Monday, March 28, 2016

I.6 "Minerva answered, 'Do not try...'"







Minerva answered, "Do not try to keep me, for I would be on my way at once.
As for any present you may be disposed to make me,
keep it till I come again, and I will take it home with me.
You shall give me a very good one, and I will give you one of no less value in return."



u15: "Stephen laid the coin in her uneager hand.
— We'll owe twopence, he said.
— Time enough, sir, she said, taking the coin. Time enough. Good morning, sir."




With these words she flew away like a bird into the air,
but she had given Telemachus courage,
and had made him think more than ever about his father.
He felt the change, wondered at it, and knew that the stranger had been a god,
so he went straight to where the suitors were sitting.



u19: "What's bred in the bone cannot fail me to fly
And Olivet's breezy... Goodbye, now, goodbye."

u8: "He had spoken himself into boldness."

u13: "Old and secret she had entered from a morning world, maybe a messenger."

(the flying was a tipoff)




Phemius was still singing,
and his hearers sat rapt in silence as he told the sad tale of the return from Troy,
and the ills Minerva had laid upon the Achaeans.
Penelope, daughter of Icarius, heard his song from her room upstairs,
and came down by the great staircase,
not alone, but attended by two of her handmaids.



u6: "The aunt always keeps plainlooking servants for Malachi."



When she reached the suitors she stood
by one of the bearing posts that supported the roof of the cloisters
with a staid maiden on either side of her.
She held a veil, moreover, before her face, and was weeping bitterly.
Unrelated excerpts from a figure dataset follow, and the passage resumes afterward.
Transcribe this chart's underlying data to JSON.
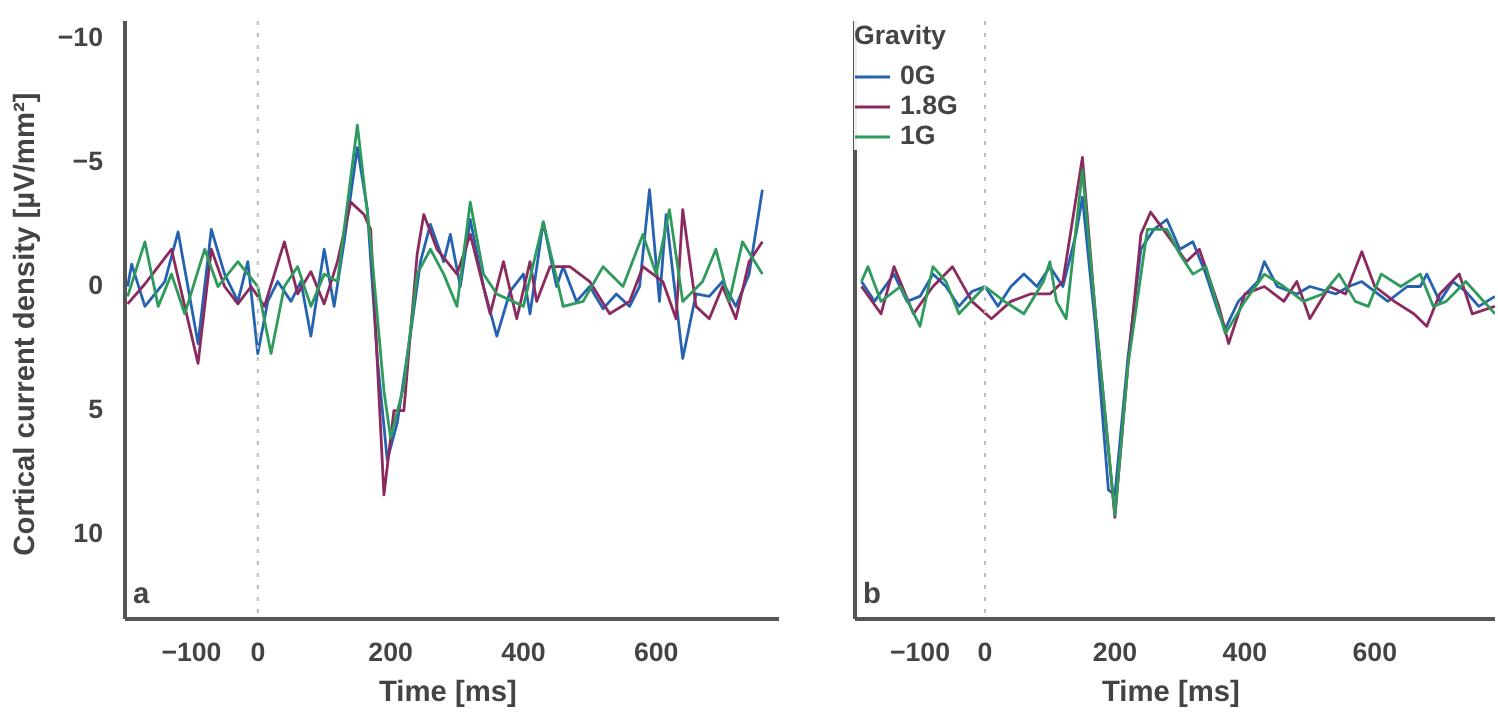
{
  "chart_data": [
    {
      "type": "line",
      "xlabel": "Time  [ms]",
      "ylabel": "Cortical current density  [µV/mm²]",
      "annotations": [
        "a"
      ],
      "xlim": [
        -200,
        785
      ],
      "ylim": [
        13.5,
        -10.6
      ],
      "xticks": [
        -100,
        0,
        200,
        400,
        600
      ],
      "yticks": [
        -10,
        -5,
        0,
        5,
        10
      ],
      "grid": false,
      "legend": false,
      "ref_lines": [
        {
          "axis": "x",
          "value": 0,
          "color": "#bbbbbb",
          "line_style": "dotted"
        }
      ],
      "series": [
        {
          "color": "#2563b0",
          "x": [
            -196,
            -190,
            -170,
            -140,
            -120,
            -100,
            -90,
            -70,
            -50,
            -30,
            -15,
            0,
            15,
            30,
            50,
            65,
            80,
            100,
            115,
            130,
            150,
            165,
            180,
            195,
            210,
            230,
            245,
            260,
            280,
            290,
            305,
            320,
            340,
            360,
            380,
            400,
            410,
            430,
            450,
            460,
            480,
            500,
            520,
            540,
            560,
            575,
            590,
            605,
            615,
            640,
            660,
            680,
            700,
            720,
            740,
            760
          ],
          "values": [
            0.1,
            -0.8,
            0.9,
            -0.1,
            -2.1,
            0.9,
            2.4,
            -2.2,
            -0.4,
            0.7,
            -0.9,
            2.8,
            0.7,
            -0.1,
            0.7,
            -0.1,
            2.1,
            -1.4,
            0.9,
            -1.7,
            -5.5,
            -3.0,
            3.0,
            7.1,
            5.6,
            2.0,
            -0.9,
            -2.4,
            -0.9,
            -2.0,
            0.1,
            -2.6,
            0.1,
            2.1,
            0.3,
            -0.4,
            1.2,
            -2.5,
            0.1,
            -0.7,
            0.7,
            0.1,
            1.0,
            0.4,
            0.9,
            0.1,
            -3.8,
            0.7,
            -2.8,
            3.0,
            0.4,
            0.5,
            -0.1,
            0.9,
            -0.4,
            -3.8
          ]
        },
        {
          "color": "#8b2a5e",
          "x": [
            -196,
            -170,
            -150,
            -130,
            -110,
            -90,
            -70,
            -50,
            -30,
            -10,
            10,
            40,
            60,
            80,
            100,
            120,
            140,
            160,
            170,
            190,
            205,
            220,
            240,
            250,
            270,
            300,
            320,
            350,
            370,
            390,
            410,
            420,
            440,
            470,
            500,
            530,
            560,
            580,
            610,
            630,
            640,
            660,
            680,
            700,
            720,
            740,
            760
          ],
          "values": [
            0.8,
            0.0,
            -0.7,
            -1.4,
            0.9,
            3.2,
            -1.4,
            0.1,
            0.8,
            0.1,
            0.9,
            -1.7,
            0.4,
            -0.5,
            0.8,
            -0.9,
            -3.3,
            -2.8,
            -2.2,
            8.5,
            5.1,
            5.1,
            -1.2,
            -2.8,
            -1.4,
            -0.4,
            -2.0,
            1.2,
            -0.9,
            1.4,
            -0.9,
            0.7,
            -0.7,
            -0.7,
            -0.1,
            1.2,
            0.7,
            -0.7,
            -0.1,
            1.4,
            -3.0,
            0.9,
            1.4,
            0.1,
            1.4,
            -0.9,
            -1.7
          ]
        },
        {
          "color": "#2e9a5c",
          "x": [
            -196,
            -170,
            -150,
            -130,
            -110,
            -80,
            -60,
            -30,
            0,
            20,
            40,
            60,
            80,
            100,
            120,
            150,
            170,
            190,
            200,
            220,
            240,
            260,
            280,
            300,
            320,
            340,
            360,
            400,
            430,
            460,
            490,
            520,
            550,
            580,
            600,
            620,
            640,
            670,
            690,
            710,
            730,
            760
          ],
          "values": [
            0.5,
            -1.7,
            0.9,
            -0.4,
            1.2,
            -1.4,
            0.1,
            -0.9,
            0.1,
            2.8,
            0.1,
            -0.7,
            0.9,
            -0.4,
            -0.1,
            -6.4,
            -1.7,
            4.3,
            6.2,
            4.1,
            -0.4,
            -1.4,
            -0.4,
            0.9,
            -3.3,
            -0.4,
            0.4,
            0.9,
            -2.5,
            0.9,
            0.7,
            -0.7,
            0.1,
            -2.0,
            -0.4,
            -3.0,
            0.7,
            -0.1,
            -1.4,
            0.7,
            -1.7,
            -0.4
          ]
        }
      ]
    },
    {
      "type": "line",
      "xlabel": "Time  [ms]",
      "legend_title": "Gravity",
      "annotations": [
        "b"
      ],
      "xlim": [
        -200,
        785
      ],
      "ylim": [
        13.5,
        -10.6
      ],
      "xticks": [
        -100,
        0,
        200,
        400,
        600
      ],
      "tick_labels": "x",
      "grid": false,
      "legend": "top left",
      "ref_lines": [
        {
          "axis": "x",
          "value": 0,
          "color": "#bbbbbb",
          "line_style": "dotted"
        }
      ],
      "series": [
        {
          "name": "0G",
          "color": "#2563b0",
          "x": [
            -190,
            -170,
            -140,
            -120,
            -100,
            -80,
            -60,
            -40,
            -20,
            0,
            20,
            40,
            60,
            80,
            100,
            120,
            140,
            150,
            170,
            190,
            200,
            220,
            240,
            260,
            280,
            300,
            320,
            340,
            360,
            370,
            390,
            420,
            430,
            450,
            480,
            500,
            540,
            560,
            580,
            620,
            650,
            670,
            680,
            700,
            720,
            740,
            760,
            785
          ],
          "values": [
            -0.1,
            0.7,
            -0.4,
            0.7,
            0.5,
            -0.4,
            0.1,
            0.9,
            0.3,
            0.1,
            0.9,
            0.1,
            -0.4,
            0.1,
            -0.7,
            0.1,
            -2.0,
            -3.5,
            1.7,
            8.3,
            8.5,
            3.0,
            -1.4,
            -2.2,
            -2.6,
            -1.4,
            -1.7,
            -0.4,
            1.2,
            1.8,
            0.7,
            -0.1,
            -0.9,
            0.1,
            0.4,
            0.1,
            0.4,
            0.1,
            -0.1,
            0.7,
            0.1,
            0.1,
            -0.4,
            0.7,
            -0.1,
            0.3,
            0.9,
            0.5
          ]
        },
        {
          "name": "1.8G",
          "color": "#8b2a5e",
          "x": [
            -190,
            -160,
            -140,
            -110,
            -80,
            -50,
            -20,
            10,
            40,
            70,
            100,
            120,
            150,
            170,
            200,
            220,
            240,
            255,
            280,
            310,
            330,
            360,
            375,
            400,
            430,
            460,
            480,
            500,
            530,
            555,
            580,
            600,
            630,
            660,
            680,
            700,
            730,
            750,
            785
          ],
          "values": [
            0.1,
            1.2,
            -0.7,
            1.2,
            0.1,
            -0.7,
            0.7,
            1.4,
            0.7,
            0.4,
            0.4,
            -0.1,
            -5.1,
            1.2,
            9.4,
            3.3,
            -2.0,
            -2.9,
            -2.0,
            -0.9,
            -1.4,
            0.9,
            2.4,
            0.4,
            0.1,
            0.7,
            -0.1,
            1.4,
            0.1,
            0.4,
            -1.3,
            0.1,
            0.7,
            1.2,
            1.7,
            0.4,
            -0.4,
            1.2,
            0.9
          ]
        },
        {
          "name": "1G",
          "color": "#2e9a5c",
          "x": [
            -190,
            -180,
            -160,
            -130,
            -100,
            -80,
            -60,
            -40,
            0,
            30,
            60,
            90,
            100,
            110,
            125,
            150,
            170,
            200,
            220,
            250,
            280,
            300,
            320,
            340,
            370,
            400,
            430,
            460,
            490,
            520,
            545,
            570,
            590,
            610,
            640,
            670,
            690,
            710,
            740,
            785
          ],
          "values": [
            -0.1,
            -0.7,
            0.7,
            0.1,
            1.7,
            -0.7,
            -0.1,
            1.2,
            0.1,
            0.7,
            1.2,
            -0.1,
            -0.9,
            0.7,
            1.4,
            -4.6,
            1.2,
            9.3,
            3.3,
            -2.2,
            -2.2,
            -1.2,
            -0.4,
            -0.7,
            2.0,
            0.7,
            -0.4,
            0.1,
            0.7,
            0.4,
            -0.4,
            0.7,
            0.9,
            -0.4,
            0.1,
            -0.4,
            0.9,
            0.7,
            -0.1,
            1.2
          ]
        }
      ]
    }
  ]
}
u9: 'Fergus' song: I sang it alone in the house, holding down the long dark chords. Her door was open: she wanted to hear my music. Silent with awe and pity I went to her bedside. She was crying in her wretched bed. For those words, Stephen: love's bitter mystery.'




"Phemius," she cried, "you know many another feat of gods and heroes,
such as poets love to celebrate.
Sing the suitors some one of these, and let them drink their wine in silence,
but cease this sad tale, for it breaks my sorrowful heart,
and reminds me of my lost husband whom I mourn ever without ceasing,
and whose name was great over all Hellas and middle Argos."